I’ve been painting my flat which has rather taken me away from writing. I picked out muted kind of pistacchio green, a little paler than a good gelato, for the walls and think it looks fab. There’s a persian rug on the floor, with a dark wine like colour pattern, not exactly wine, more of a dark blood shade perhaps. The two colours look surprisingly good together and better than they sound since running through my head and maybe yours too is the maxim ‘red and green should never be seen’. If you’re a designer (or google ‘colour theory’) however, you’ll know red and green are complementary.
This got me to thinking that maybe it’s the maxim itself that creates a reality – as far as anything so subjective as colour choice can be ‘real.’* It is just a silly little rhyme but it takes the aphorism beyond the merits of its argument and makes it memorable and is actually quite powerful.
That kind of rhetoric – like the kind that attempts superlatives and questions and other known devices may be easy to spot, and more or less effective depending on how skillfully it’s done. There is another kind though – the kind that tries to pretend it’s not rhetoric and I find that dishonest.

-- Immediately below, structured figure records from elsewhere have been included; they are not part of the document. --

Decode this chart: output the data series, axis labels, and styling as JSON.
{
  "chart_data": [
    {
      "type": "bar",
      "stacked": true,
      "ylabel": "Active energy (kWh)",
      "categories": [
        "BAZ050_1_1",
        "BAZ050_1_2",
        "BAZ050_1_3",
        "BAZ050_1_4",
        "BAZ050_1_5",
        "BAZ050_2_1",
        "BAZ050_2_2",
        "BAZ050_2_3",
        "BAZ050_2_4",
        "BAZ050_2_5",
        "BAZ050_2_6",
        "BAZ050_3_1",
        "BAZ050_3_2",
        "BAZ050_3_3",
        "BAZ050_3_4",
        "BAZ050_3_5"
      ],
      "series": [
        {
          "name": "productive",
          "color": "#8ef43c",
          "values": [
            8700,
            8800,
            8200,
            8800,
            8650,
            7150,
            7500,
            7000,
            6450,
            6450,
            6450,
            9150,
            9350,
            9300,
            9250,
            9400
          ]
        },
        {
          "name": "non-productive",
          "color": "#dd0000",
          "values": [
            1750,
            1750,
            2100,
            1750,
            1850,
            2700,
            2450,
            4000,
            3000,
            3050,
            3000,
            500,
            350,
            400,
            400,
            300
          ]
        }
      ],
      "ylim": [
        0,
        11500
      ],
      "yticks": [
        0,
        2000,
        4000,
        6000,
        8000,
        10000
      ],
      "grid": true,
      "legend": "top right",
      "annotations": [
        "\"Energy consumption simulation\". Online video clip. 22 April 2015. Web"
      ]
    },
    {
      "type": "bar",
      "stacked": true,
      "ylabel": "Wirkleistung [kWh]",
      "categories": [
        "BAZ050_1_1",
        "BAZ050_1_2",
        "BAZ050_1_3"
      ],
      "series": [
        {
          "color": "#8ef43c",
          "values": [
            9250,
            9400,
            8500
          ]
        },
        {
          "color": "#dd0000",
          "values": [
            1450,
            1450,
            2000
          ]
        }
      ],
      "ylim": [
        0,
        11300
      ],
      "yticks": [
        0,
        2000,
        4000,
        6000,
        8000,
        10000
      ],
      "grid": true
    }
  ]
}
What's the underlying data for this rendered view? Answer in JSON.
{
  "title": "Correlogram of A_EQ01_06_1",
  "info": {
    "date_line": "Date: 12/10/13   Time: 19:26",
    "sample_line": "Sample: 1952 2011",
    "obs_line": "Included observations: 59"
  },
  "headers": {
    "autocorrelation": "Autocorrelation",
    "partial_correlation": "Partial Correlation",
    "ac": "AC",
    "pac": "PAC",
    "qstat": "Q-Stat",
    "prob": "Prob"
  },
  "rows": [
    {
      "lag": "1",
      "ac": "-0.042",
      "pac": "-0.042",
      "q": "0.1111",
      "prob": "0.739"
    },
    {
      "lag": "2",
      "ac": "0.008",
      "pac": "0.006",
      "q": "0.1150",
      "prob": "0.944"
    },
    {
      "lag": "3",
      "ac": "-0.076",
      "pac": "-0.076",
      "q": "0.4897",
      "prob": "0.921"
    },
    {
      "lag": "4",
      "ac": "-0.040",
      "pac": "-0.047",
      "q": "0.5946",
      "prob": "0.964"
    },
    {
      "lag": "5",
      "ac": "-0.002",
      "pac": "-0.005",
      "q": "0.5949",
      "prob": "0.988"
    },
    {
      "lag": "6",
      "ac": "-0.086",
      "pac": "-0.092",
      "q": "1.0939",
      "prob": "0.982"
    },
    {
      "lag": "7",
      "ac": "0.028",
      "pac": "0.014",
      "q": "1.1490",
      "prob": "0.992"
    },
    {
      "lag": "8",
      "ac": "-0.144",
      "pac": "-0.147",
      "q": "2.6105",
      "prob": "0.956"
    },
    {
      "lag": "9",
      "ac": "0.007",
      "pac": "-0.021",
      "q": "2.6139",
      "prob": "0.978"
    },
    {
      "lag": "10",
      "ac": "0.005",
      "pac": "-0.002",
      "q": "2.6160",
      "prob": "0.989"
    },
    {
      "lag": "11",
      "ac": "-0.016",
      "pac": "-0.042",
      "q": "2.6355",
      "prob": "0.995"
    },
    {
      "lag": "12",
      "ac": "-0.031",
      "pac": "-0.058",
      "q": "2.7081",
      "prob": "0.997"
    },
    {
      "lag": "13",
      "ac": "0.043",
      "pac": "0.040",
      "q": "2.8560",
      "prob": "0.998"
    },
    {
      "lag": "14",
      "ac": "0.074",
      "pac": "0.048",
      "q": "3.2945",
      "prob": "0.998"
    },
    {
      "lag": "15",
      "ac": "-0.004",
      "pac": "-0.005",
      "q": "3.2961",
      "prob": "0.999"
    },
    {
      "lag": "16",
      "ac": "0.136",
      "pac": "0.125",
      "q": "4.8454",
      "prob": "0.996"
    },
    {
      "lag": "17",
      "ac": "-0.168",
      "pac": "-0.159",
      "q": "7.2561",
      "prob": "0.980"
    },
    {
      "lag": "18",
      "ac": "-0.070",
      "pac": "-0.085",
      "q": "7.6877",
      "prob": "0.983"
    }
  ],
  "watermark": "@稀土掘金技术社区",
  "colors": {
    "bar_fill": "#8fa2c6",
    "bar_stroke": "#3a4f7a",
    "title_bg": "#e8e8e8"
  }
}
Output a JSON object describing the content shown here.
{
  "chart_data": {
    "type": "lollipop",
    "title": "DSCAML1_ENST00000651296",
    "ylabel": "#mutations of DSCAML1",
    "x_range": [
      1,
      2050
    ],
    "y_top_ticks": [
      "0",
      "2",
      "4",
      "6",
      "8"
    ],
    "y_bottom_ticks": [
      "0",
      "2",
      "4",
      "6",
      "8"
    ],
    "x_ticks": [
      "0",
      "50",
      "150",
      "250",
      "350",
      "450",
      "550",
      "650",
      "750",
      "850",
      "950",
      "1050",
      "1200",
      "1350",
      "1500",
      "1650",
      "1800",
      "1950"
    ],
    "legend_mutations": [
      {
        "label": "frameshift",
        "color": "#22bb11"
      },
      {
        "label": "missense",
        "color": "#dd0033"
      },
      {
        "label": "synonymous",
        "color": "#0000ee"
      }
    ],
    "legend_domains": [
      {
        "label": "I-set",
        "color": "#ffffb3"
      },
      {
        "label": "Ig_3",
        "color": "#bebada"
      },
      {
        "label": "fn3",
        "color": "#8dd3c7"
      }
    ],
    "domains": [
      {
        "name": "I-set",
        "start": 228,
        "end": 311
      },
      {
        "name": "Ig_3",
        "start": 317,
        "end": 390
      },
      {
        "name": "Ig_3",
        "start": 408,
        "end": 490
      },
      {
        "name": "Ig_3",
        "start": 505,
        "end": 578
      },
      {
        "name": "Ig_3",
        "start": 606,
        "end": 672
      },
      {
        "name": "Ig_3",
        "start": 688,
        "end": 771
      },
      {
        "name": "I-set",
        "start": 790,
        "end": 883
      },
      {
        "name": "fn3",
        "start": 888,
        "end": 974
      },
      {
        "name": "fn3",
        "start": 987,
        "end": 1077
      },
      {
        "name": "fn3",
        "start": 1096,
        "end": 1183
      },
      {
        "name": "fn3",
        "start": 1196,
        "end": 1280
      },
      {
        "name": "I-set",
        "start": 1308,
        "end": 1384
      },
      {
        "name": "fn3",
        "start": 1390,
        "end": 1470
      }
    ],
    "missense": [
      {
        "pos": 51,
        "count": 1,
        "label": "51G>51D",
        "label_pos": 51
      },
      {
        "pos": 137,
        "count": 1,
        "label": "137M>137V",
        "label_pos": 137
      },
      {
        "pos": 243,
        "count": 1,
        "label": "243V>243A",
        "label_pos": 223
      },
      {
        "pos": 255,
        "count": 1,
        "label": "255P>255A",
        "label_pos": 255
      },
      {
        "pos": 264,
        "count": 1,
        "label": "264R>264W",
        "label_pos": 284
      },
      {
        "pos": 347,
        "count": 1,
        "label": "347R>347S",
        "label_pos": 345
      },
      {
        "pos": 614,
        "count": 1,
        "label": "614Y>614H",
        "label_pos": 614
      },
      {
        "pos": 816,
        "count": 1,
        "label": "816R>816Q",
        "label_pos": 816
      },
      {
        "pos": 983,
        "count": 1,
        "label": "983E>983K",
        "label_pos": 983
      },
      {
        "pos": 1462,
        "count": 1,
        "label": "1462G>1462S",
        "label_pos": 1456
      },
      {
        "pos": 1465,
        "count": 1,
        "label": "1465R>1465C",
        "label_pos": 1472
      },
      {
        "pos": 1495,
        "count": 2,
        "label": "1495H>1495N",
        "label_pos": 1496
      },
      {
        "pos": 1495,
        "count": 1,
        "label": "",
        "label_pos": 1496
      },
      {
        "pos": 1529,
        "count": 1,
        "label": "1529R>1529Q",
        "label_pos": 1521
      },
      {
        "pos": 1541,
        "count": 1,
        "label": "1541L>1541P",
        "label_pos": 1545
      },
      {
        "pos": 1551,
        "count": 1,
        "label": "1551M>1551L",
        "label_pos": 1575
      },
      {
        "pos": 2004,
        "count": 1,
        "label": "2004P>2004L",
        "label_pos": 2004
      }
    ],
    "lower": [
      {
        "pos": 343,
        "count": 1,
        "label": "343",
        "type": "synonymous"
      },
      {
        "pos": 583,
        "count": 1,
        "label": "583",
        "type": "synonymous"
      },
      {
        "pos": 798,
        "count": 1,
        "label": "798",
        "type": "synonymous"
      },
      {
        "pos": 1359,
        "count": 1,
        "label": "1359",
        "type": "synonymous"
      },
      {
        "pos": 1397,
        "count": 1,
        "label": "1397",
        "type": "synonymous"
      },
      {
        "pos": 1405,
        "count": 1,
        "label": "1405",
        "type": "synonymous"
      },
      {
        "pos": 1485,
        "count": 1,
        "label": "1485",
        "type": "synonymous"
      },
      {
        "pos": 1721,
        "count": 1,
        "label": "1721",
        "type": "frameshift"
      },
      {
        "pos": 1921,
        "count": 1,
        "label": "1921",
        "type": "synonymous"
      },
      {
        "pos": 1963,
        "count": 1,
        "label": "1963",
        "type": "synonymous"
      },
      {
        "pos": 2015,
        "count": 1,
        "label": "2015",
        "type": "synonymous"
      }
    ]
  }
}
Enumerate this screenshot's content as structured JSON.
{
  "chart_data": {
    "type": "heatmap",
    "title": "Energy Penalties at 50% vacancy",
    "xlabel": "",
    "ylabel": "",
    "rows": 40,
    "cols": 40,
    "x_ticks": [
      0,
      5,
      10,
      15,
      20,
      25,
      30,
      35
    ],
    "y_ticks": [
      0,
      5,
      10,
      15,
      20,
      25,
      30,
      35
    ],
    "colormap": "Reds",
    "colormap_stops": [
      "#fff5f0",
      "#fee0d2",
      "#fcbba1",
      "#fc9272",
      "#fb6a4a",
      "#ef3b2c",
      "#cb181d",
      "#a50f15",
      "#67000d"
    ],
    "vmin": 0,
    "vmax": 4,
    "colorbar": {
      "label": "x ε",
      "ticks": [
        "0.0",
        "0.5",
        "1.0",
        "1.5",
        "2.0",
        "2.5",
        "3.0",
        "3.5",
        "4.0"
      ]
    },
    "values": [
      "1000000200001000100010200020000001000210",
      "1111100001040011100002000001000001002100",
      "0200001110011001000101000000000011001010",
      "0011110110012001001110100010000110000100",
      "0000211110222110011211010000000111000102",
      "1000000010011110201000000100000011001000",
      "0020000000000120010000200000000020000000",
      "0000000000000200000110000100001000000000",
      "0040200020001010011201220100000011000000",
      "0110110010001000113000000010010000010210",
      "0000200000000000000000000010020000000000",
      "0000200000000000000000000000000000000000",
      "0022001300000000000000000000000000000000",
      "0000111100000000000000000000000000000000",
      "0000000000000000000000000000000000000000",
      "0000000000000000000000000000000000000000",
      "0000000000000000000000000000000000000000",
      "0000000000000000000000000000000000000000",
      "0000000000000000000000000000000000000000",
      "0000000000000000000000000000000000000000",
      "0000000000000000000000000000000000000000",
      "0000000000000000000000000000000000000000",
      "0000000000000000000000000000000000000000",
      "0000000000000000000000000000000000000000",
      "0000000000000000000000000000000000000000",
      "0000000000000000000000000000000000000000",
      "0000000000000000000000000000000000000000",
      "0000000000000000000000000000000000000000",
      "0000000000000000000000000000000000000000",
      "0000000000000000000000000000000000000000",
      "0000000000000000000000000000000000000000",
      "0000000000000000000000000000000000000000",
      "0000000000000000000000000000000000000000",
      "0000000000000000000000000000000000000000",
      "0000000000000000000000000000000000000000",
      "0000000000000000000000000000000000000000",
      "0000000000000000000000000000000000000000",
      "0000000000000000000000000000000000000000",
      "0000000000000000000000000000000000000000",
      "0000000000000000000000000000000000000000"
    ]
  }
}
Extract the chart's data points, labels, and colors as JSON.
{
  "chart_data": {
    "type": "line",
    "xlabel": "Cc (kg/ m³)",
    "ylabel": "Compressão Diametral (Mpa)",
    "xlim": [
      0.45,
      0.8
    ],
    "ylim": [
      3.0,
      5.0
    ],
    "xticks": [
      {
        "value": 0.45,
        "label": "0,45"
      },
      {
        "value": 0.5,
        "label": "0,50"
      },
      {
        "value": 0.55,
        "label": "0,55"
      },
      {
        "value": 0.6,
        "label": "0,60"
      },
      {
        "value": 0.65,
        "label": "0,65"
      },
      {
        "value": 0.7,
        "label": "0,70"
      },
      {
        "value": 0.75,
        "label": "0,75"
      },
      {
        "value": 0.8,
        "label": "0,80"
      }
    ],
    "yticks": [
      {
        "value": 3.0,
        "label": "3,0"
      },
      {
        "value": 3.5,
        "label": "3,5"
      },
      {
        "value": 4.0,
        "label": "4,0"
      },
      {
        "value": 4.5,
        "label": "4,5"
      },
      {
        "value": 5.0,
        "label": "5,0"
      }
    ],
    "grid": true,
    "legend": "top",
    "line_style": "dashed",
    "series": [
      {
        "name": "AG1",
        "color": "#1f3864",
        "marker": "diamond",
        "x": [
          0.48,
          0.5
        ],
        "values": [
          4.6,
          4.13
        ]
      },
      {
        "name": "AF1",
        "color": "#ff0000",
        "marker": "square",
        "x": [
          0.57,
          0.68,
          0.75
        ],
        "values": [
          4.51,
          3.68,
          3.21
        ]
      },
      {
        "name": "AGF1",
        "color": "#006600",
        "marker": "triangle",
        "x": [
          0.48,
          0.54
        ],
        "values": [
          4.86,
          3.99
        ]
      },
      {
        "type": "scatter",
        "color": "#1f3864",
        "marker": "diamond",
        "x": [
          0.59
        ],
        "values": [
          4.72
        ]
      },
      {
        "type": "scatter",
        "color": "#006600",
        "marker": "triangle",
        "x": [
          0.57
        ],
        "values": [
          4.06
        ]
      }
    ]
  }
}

One of the worst offenders I think is academic style. The third person tense, the polysyllabic words, the sentences that run on and on and on for paragraphs. They try so very hard to convey a measured pitch that will suggest to the reader that the argument is balanced and impersonal and grounded in pure reason. As if. This style is no less a naked attempt on the readers’ emotions than that made by the reddest of red tops.
Choosing your words to induce a calm and reflective mood so your reader will nod along is no less rhetorical than lathering them up like the Daily Hate.
*I know, theory dictates that words are somewhat arbitrarily attached to reality and meaning for one person isn’t the same as for another. Do you mind if we skip that argument for now: this is about persuasion, rather than the representation or construction of reality?